Average daily trading has also dropped to $551.3 billion in March from an average $570.2 billion in 2007, even as the outstanding amount of Treasuries has more than doubled since the financial crisis, according data from the Securities Industry and Financial Markets Association.

“During the crisis, the Fed went to great pains to save primary dealers,” Christopher Whalen, banker and author of “Inflated: How Money and Debt Built the American Dream,” said in a telephone interview. “Now, because of quantitative easing and other dynamics in the market, it’s not just treacherous, it’s almost a guaranteed loss.”

The biggest dealers are seeing their earnings suffer. In the first quarter, five of the six biggest Wall Street firms reported declines in fixed-income trading revenue.

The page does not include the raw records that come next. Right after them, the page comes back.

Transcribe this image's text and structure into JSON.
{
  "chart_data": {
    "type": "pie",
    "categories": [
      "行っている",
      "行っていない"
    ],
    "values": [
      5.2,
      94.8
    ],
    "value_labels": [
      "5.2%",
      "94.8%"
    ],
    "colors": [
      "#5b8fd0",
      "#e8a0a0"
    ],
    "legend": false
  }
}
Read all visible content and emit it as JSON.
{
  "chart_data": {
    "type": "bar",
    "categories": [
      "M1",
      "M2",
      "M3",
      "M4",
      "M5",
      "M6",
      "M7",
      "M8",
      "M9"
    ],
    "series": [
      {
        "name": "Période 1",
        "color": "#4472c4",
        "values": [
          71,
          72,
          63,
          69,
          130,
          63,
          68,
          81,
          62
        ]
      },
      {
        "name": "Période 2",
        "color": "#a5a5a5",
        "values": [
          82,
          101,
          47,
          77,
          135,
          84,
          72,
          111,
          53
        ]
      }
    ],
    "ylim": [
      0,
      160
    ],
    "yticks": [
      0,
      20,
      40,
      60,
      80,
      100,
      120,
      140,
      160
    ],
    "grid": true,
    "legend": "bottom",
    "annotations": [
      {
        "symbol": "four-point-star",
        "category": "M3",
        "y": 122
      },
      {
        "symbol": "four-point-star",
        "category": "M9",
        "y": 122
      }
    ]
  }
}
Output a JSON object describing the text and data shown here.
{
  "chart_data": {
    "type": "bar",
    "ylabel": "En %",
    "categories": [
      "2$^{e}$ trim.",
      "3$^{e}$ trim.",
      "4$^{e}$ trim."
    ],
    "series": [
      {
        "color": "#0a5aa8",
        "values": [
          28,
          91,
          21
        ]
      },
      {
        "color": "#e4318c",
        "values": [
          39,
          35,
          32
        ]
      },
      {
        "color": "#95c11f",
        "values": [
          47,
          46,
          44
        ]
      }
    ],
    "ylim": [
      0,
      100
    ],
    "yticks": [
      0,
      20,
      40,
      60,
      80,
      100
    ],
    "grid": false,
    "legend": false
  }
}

JPMorgan, the biggest U.S. bond underwriter, had a 21 percent decrease from its fixed-income trading business, more than estimates from Moshe Orenbuch, an analyst at Credit Suisse, and Matt Burnell of Wells Fargo & Co.

Trading Revenue

Citigroup, whose bond-trading results marred the New York-based bank’s two prior quarterly earnings, reported a 18 percent decrease in revenue from that business. Credit Suisse, the second-largest Swiss bank, had a 25 percent drop as income from rates and emerging-markets businesses fell. Declines in debt-trading last year prompted the Zurich-based firm to cut more than 100 fixed-income jobs in London and New York.

Chief Financial Officer David Mathers said in a Feb. 6 call that Credit Suisse has “reduced the capital in this business materially and we’re obviously increasing our electronic trading operations in this area.” Jamie Dimon, chief executive officer at JPMorgan, also emphasized the decreased role of humans in the rates-trading business on an April 11 call as the New York-based bank seeks to cut costs.

About 49 percent of U.S. government-debt trading was executed electronically last year, from 31 percent in 2012, a Greenwich Associates survey of institutional money managers showed. That may ultimately lead banks to combine their rates businesses or scale back their roles as primary dealers as firms get squeezed, said Krishna Memani, the New York-based chief investment officer of OppenheimerFunds Inc., which oversees $79.1 billion in fixed-income assets.

“If capital requirements were not as onerous as they are now, maybe they could have found a way of making it work, but they aren’t as such,” he said in a telephone interview.